After a successful eight-week pilot on a controlled set of tickets, they connected it to the live queue. What followed wasn’t a disaster – no client received something they shouldn’t have – but the failure was subtler than that, and harder to fix.
What the pilot hadn’t tested
Within a few weeks, three things were missing.
The first was an audit trail. The agent was updating records and moving tickets, but sometimes it wasn’t clear what it had done, or why. When a team lead tried to reconstruct what had happened to one billing query, two people spent the better part of an afternoon piecing it together from different messages and system timestamps.
The second was how to review it. During the pilot, three people handled review informally and it worked. In production, eight people were touching the queue. Some read every draft carefully. Others waved through responses with minimal checks, because it seemed to be working and they had other things to do. One message went out that was factually accurate but struck the wrong tone with a client chasing an overdue invoice.

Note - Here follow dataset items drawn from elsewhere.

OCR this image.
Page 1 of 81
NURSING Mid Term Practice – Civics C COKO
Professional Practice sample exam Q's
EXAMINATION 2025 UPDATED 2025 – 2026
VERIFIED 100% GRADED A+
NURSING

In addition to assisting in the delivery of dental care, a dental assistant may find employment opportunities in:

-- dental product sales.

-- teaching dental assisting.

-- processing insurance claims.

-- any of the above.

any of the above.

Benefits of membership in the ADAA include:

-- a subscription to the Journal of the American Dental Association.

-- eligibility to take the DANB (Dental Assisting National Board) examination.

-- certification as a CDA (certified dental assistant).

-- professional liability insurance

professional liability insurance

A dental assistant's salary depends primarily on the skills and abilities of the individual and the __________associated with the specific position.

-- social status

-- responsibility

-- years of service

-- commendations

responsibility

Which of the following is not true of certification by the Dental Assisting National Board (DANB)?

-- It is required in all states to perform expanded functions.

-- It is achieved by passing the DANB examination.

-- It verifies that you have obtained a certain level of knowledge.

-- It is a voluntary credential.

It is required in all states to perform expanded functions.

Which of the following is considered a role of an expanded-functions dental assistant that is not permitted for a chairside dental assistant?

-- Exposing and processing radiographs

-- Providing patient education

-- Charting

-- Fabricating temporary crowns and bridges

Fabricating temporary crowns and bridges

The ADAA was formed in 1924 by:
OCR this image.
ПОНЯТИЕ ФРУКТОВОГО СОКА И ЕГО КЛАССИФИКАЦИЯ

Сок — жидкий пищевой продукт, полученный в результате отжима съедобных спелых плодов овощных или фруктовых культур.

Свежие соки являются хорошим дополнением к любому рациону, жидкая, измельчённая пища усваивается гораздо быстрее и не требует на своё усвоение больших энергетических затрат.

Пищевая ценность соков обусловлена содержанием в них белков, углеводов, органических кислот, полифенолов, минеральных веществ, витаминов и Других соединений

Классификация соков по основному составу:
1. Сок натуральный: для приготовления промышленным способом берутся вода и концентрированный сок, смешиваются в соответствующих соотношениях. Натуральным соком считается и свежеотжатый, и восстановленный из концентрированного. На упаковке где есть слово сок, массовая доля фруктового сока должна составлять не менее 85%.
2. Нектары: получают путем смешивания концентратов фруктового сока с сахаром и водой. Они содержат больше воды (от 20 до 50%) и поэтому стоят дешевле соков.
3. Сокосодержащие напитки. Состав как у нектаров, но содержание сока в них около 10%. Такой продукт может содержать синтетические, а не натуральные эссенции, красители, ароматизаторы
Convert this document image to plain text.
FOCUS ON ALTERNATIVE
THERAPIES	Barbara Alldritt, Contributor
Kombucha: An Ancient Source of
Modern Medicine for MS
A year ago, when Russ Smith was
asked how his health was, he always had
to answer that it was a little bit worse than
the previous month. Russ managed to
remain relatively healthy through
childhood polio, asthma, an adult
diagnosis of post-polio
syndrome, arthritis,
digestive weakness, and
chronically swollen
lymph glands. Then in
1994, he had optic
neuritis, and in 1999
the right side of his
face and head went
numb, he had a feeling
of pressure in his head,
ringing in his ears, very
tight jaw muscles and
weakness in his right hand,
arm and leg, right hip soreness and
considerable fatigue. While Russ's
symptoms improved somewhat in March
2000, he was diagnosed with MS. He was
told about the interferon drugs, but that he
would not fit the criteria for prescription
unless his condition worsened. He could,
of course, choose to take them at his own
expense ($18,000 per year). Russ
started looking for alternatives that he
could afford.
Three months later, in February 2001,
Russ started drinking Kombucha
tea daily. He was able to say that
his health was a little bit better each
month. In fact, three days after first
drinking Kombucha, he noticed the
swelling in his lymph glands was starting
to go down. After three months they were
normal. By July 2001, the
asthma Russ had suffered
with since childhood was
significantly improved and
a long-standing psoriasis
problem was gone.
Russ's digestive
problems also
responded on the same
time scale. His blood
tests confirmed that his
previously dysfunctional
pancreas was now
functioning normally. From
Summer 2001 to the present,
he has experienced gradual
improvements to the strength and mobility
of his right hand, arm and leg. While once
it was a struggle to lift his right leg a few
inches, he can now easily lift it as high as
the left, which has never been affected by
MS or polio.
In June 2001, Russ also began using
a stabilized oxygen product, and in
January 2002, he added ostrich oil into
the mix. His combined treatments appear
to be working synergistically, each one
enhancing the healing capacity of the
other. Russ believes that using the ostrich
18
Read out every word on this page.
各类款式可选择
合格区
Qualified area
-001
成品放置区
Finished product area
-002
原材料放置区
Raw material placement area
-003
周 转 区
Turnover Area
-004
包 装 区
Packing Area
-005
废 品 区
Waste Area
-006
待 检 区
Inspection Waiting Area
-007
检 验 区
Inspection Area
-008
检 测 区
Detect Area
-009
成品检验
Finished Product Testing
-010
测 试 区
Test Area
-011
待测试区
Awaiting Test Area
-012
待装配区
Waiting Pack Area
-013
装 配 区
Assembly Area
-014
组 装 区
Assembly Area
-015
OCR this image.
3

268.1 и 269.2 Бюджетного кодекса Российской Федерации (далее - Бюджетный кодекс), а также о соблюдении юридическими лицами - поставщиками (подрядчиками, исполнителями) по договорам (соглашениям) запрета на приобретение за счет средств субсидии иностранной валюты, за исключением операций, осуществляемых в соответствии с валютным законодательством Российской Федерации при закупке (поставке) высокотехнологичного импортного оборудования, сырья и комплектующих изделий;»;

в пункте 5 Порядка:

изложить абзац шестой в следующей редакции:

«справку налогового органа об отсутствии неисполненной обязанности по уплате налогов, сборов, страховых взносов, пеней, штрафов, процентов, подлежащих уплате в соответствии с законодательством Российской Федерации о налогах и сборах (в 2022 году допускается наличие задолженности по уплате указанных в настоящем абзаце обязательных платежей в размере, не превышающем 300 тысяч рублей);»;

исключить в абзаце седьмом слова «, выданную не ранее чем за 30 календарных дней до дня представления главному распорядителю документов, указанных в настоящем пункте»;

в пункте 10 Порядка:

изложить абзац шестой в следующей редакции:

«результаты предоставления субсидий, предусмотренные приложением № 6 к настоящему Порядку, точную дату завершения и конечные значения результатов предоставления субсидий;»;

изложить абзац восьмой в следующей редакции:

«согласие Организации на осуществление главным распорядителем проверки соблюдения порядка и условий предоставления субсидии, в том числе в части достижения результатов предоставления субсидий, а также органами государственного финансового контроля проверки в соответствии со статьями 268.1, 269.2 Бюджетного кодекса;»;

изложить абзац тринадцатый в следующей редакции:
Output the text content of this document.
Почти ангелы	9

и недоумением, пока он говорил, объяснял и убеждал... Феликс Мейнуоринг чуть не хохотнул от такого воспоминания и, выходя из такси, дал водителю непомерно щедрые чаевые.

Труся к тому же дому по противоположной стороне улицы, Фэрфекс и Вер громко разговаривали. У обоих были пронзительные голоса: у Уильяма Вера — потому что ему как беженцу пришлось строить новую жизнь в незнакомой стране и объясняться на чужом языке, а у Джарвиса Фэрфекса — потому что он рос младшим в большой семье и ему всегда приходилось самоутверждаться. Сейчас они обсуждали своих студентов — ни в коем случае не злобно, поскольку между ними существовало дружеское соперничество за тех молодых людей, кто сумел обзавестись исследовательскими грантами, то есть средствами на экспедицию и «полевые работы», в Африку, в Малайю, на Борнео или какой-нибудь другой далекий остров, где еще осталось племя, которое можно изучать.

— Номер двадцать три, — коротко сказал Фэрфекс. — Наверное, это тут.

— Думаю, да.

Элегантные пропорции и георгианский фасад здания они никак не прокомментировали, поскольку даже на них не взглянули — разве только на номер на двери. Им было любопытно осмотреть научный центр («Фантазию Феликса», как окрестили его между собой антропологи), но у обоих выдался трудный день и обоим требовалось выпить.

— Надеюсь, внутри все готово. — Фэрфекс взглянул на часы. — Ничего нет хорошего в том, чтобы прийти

The third was measurement. When the ops director asked what the agent had actually delivered, nobody could point to a KPI that had moved. The agent was running, but nothing about it could survive a budget conversation.
The agent wasn’t switched off, but it drifted into limbo. The team went back to their old workflows, occasionally checking the agent’s output after the fact, if at all.
We see this pattern often at aibl. Pilots rarely test everything around the agent: the audit trail, the review process, the ability to show what it actually did.
What they rebuilt
They put clear controls around how the agent operated. The agent drafted and flagged, a person approved or didn’t, and nothing that touched a client’s account moved without that sign-off. That kept the scope to what they could verify and gave them a stable base to build from.
Within that structure, they appointed one person accountable for what the agent was allowed to do, how outputs were reviewed, and when the rules needed changing. When a team member wasn’t sure whether to approve a draft on a disputed invoice, there was now someone whose job it was to know.
For the audit trail, they built a log for every decision: what came in, what context was pulled, what the agent proposed, and whether it went to approval or paused for review. A team lead checking what had happened on a Tuesday afternoon could do it in two minutes without asking anyone.
They also needed a metric that meant something, so they narrowed the scope to one sub-category (clients querying invoice discrepancies), measured the current average first-response time, and set a target. The goal was to prove a measurable improvement on one thing before anyone funded the next.
The result
The rebuild was spent on questions the pilot never asked. Who owns this when something goes wrong? How does anyone know what it did yesterday? What does good review look like when eight people are doing it? What happens when the data isn’t clean?
Those aren’t agent questions but operational ones – most pilots end just before production starts exposing them.